LE COMITE  DE   SALUT  PUBLIC  (1793-1795)

Au printemps de 1793, la situation était grave : une coalition s'était formée contre la France, la Vendée se soulevait. Pour conjurer le péril intérieur et extérieur, la Convention créa un Comité de salut public (6 avril 1793), qui apparut vite comme une puissance. Déjà, en octobre 1792, un Comité de sûreté générale avait été institué avec mission de rechercher les suspects. Le Comité de salut public comprit 9 membres  (parmi lesquels Danton, Barère, Cambon, Lindet) élus pour un mois et rééligibles. Quelques personnalités leur furent adjointes après la chute de la Gironde ( Hérault de Séchelles, Saint-Just, Couthon). En juillet, l'élimination de Danton, jugé trop mou, amena de nouveaux remaniements. Robespierre entra au Comité le 27 juillet et en devint le véritable chef.

Le "Grand Comité" était né, qui allait, par son énergie, sauver le pays de l'invasion. Composé presque entièrement de Montagnards, ce collège dictatorial centralisa toutes les affaires, les ministres jouant le rôle de simples agents d'exécution (ils seront supprimés le 1er avril 1794).

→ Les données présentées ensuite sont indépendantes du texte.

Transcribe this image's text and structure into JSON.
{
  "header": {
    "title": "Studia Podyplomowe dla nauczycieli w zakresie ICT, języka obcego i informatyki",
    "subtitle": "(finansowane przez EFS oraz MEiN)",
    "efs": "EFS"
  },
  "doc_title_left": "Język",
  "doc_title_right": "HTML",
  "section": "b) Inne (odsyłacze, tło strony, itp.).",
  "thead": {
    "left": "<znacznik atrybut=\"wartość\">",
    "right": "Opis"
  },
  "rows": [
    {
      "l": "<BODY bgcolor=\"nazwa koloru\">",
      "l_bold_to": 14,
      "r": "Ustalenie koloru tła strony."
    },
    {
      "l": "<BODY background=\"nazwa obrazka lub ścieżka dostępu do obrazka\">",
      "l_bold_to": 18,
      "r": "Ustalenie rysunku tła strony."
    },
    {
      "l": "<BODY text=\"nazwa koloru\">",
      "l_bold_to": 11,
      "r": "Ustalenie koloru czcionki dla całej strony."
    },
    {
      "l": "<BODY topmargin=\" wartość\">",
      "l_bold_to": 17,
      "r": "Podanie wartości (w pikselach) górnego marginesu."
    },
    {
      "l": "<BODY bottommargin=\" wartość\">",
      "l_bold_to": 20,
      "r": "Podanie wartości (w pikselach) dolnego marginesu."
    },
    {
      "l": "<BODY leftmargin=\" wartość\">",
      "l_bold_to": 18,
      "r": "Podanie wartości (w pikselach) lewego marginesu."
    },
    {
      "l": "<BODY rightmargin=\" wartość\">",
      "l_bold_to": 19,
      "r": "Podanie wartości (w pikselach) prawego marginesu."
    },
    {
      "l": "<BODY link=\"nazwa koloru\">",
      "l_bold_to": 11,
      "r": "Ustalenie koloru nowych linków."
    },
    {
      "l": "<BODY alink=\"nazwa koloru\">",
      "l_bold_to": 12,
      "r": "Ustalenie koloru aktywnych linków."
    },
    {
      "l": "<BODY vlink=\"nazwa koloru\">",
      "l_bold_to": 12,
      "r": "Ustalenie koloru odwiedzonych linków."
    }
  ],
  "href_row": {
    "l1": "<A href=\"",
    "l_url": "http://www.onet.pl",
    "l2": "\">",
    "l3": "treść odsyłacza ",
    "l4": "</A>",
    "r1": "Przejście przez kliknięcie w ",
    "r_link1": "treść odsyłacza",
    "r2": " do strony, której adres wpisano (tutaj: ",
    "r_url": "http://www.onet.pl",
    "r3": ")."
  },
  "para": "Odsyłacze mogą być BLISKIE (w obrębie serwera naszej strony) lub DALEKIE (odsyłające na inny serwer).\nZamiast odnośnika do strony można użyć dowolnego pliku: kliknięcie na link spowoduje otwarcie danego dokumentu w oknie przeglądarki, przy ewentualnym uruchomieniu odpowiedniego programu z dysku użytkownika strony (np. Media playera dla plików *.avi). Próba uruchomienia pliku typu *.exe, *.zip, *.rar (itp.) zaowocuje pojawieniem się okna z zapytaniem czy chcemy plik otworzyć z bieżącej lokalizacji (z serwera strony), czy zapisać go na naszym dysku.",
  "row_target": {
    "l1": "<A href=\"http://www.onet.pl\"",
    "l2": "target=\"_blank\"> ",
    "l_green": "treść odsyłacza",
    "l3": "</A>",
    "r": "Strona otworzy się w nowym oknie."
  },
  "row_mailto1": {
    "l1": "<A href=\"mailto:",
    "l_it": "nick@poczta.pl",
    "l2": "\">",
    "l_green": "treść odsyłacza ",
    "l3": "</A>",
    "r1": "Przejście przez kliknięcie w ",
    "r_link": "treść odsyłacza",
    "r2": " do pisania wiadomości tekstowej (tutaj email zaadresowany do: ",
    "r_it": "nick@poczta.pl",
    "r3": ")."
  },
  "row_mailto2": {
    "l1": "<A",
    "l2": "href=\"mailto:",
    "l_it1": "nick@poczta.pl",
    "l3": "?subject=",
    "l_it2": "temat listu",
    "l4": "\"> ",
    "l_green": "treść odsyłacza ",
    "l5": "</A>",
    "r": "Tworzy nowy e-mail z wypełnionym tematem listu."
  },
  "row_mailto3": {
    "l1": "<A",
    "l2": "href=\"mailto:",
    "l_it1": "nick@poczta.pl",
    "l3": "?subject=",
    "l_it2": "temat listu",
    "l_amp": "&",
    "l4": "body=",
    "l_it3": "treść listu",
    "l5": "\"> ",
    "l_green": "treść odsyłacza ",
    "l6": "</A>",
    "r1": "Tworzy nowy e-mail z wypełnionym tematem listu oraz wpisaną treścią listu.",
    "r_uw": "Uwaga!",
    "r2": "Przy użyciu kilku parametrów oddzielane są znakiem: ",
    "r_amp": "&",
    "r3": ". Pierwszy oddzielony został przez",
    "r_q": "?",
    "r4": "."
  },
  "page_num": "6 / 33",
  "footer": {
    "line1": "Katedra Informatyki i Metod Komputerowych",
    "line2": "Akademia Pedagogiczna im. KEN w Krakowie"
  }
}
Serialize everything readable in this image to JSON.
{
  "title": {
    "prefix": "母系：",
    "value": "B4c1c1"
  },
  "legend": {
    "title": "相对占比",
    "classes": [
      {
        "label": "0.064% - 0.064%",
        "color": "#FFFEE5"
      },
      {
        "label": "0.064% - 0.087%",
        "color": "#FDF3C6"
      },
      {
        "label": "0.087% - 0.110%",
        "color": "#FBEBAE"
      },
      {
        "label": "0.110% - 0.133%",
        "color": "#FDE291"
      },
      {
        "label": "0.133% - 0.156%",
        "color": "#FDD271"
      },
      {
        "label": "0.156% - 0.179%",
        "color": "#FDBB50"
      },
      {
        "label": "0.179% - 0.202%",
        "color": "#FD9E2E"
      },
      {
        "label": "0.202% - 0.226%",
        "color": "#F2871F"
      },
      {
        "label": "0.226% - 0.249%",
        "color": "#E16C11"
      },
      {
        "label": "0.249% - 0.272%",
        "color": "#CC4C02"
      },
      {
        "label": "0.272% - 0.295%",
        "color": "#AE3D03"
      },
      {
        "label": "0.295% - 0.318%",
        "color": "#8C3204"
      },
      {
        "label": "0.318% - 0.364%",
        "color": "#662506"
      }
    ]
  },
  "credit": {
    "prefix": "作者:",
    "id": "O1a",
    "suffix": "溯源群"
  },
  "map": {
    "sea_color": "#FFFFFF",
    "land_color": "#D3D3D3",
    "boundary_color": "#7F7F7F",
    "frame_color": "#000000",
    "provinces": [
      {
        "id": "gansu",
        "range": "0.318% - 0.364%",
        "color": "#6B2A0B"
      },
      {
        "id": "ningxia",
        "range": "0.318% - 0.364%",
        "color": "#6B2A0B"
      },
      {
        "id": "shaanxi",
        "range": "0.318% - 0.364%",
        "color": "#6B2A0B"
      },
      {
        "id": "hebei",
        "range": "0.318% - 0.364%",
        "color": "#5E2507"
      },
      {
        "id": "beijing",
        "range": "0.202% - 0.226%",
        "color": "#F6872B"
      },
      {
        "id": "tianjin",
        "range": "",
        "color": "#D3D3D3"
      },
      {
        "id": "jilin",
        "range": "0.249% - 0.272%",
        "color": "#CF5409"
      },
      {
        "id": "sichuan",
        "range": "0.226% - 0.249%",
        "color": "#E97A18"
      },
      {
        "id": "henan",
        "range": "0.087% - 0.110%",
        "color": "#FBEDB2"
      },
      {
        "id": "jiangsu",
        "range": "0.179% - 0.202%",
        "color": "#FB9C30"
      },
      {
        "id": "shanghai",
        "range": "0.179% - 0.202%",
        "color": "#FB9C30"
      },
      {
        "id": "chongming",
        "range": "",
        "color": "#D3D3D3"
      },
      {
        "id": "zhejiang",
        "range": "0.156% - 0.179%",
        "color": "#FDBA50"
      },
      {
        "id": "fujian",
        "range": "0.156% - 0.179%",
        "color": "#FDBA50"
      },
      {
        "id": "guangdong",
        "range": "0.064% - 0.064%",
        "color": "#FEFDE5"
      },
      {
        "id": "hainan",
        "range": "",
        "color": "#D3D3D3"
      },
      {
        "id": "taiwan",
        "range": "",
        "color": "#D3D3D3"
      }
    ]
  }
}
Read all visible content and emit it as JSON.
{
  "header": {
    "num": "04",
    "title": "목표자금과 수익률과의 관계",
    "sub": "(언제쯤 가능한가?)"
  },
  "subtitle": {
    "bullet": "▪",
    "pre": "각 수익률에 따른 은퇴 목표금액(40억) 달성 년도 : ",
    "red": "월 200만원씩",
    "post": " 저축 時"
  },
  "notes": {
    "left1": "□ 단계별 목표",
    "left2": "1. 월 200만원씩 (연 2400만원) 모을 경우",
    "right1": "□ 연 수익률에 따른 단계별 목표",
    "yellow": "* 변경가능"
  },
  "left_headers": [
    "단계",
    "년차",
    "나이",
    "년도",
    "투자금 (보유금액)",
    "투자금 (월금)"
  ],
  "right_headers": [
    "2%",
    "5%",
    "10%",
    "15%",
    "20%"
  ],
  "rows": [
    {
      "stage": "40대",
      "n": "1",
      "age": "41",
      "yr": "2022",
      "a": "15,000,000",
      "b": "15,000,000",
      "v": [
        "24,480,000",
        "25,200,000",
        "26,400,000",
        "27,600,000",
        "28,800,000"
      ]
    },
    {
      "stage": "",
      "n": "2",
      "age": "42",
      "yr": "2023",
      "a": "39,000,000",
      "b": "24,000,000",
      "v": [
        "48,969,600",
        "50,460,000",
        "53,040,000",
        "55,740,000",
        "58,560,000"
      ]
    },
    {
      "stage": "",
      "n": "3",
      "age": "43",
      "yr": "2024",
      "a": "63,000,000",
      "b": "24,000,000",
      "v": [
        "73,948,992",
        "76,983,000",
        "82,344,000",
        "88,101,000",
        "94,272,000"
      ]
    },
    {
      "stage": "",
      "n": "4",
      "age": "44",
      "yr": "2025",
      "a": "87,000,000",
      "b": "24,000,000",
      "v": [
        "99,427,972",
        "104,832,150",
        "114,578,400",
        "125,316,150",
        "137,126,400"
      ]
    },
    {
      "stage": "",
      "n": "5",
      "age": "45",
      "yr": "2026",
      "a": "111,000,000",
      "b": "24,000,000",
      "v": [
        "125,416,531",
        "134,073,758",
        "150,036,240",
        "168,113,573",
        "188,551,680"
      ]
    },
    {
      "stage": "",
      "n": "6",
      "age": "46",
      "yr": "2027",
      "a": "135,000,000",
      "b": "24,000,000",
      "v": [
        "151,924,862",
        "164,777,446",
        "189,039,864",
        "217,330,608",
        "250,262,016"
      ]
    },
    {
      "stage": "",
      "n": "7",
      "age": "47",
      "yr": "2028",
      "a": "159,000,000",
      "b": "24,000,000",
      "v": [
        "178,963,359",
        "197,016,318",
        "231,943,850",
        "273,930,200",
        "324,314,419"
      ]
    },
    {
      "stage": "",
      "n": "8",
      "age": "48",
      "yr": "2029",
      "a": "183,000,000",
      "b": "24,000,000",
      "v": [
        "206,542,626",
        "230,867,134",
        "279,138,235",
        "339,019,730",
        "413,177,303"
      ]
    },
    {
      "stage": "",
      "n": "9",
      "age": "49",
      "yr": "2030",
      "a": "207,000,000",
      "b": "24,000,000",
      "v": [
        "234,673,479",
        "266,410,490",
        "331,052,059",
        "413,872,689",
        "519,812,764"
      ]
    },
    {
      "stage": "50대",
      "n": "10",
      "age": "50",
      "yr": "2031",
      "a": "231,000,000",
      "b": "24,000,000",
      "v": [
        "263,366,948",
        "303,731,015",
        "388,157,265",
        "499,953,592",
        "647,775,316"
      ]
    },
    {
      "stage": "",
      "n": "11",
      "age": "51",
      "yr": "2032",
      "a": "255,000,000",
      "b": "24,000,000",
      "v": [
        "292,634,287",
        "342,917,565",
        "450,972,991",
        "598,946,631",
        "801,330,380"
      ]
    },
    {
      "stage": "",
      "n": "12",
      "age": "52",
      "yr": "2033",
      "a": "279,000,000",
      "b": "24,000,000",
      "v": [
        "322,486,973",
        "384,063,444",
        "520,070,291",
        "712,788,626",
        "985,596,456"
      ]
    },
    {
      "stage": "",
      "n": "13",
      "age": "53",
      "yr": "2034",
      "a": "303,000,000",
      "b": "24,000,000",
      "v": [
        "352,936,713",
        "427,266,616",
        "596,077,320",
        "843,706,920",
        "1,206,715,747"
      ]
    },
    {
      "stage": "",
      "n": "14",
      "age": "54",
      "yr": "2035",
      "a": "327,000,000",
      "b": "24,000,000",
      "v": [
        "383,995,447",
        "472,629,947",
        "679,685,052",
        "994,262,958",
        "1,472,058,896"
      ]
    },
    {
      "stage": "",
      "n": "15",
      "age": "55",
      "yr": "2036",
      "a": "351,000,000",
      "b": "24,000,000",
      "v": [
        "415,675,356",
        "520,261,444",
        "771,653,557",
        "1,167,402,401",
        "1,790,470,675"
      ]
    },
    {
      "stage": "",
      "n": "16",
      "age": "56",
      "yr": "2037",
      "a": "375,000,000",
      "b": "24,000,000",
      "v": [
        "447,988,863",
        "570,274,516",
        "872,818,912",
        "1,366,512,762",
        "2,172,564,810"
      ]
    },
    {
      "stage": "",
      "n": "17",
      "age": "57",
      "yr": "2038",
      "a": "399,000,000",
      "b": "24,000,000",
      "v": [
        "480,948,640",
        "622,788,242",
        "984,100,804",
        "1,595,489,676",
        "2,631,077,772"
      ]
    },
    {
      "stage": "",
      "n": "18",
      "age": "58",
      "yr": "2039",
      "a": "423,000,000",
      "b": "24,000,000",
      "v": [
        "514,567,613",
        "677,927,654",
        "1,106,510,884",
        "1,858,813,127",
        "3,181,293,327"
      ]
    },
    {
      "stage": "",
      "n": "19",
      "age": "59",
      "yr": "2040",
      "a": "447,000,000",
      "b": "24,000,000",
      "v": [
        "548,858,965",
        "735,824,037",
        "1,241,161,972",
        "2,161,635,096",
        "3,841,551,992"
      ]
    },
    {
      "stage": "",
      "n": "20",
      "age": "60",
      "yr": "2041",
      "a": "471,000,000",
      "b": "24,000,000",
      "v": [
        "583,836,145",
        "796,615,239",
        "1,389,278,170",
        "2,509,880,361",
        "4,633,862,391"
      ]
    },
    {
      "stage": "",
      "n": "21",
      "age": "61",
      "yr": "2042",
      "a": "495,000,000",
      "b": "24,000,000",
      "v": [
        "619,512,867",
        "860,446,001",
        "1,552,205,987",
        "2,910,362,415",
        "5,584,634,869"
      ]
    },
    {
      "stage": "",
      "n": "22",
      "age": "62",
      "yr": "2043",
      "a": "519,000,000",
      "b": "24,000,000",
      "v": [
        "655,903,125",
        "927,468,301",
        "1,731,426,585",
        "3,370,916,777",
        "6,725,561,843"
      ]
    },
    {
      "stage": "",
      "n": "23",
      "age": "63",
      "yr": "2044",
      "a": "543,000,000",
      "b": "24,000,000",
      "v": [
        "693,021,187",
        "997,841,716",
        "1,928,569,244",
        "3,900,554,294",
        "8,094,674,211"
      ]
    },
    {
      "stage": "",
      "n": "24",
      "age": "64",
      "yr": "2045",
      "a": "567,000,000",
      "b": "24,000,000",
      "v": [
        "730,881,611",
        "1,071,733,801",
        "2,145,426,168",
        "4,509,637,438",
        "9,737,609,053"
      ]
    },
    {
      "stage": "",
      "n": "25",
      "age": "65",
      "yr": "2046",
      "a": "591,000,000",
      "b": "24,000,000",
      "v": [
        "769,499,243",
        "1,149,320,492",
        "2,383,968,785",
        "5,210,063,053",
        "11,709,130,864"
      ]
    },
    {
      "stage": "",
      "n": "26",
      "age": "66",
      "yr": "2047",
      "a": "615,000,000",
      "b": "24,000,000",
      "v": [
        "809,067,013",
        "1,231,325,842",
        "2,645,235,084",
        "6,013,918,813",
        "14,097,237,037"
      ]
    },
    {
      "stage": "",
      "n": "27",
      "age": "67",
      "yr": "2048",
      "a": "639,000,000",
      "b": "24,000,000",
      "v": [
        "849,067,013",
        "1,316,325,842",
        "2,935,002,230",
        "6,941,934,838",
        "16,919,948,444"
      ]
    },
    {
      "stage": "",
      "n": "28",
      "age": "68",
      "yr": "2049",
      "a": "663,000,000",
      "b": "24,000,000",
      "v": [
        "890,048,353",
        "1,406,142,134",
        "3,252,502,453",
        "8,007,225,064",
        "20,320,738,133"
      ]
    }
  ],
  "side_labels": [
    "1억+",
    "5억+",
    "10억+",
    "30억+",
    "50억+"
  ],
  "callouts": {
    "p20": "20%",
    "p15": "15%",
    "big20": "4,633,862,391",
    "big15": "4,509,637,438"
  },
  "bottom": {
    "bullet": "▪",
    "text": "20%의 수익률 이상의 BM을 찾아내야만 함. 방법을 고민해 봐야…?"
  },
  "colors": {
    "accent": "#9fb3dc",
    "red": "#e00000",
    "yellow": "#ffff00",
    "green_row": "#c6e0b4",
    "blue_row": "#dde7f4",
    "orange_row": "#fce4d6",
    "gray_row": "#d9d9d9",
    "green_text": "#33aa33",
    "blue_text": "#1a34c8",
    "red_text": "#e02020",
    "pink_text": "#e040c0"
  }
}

Au nombre de 10 ou 12 (le chiffre varia), les membres du Comité étaient animés d'une grande ardeur patriotique et fournissaient un travail intensif.
Sévères pour eux-mêmes, leur intransigeance se manifestait également à l'égard des tièdes ou des suspects, qu'ils n'hésitaient pas à envoyer à l'échafaud.
Divisés en sections, ils se répartissaient les tâches : Robespierre dirigeait avec Saint-Just et Couthon toutes les grandes affaires, Carnot menait la guerre, Prieur ( de la Côte-d'Or) s'occupait de l'armement, Lindet des subsistances, Jean Bon Saint-André et Prieur (de la Marne) de la marine, Collot d'Herbois et Billaud-Varenne de la politique intérieure ; Barère était le porte-parole de ses collègues à l'Assemblée.
Le Comité avait des pouvoirs illimités, sauf en matière financière. Pendant un an, il gouverna dictatorialement le pays, envoyant en province et aux armées des représentants en mission. Dans chaque commune, ceux-ci pouvaient s'appuyer sur des comités de surveillance.
Les membres du Comité de salut public n'étaient pourtant pas toujours d'accord entre eux. Les divergences s'accrurent au printemps de 1794. A Robespierre et ses amis s'opposaient , d'une part, Carnot, Prieur (de la Côte-d'Or), Lindet, inquiets de la politique sociale de l'Incorruptible, de l'autre Collot et Billaud-Varenne, anciens hébertistes hostiles au culte de l'Etre suprême. En outre, le Comité de sûreté générale était irrité de voir le Comité de salut public empiéter sur ses fonctions en instituant un bureau de police. La tension grandit jusqu'au 9-Thermidor. Les deux comités disparurent avec la Convention.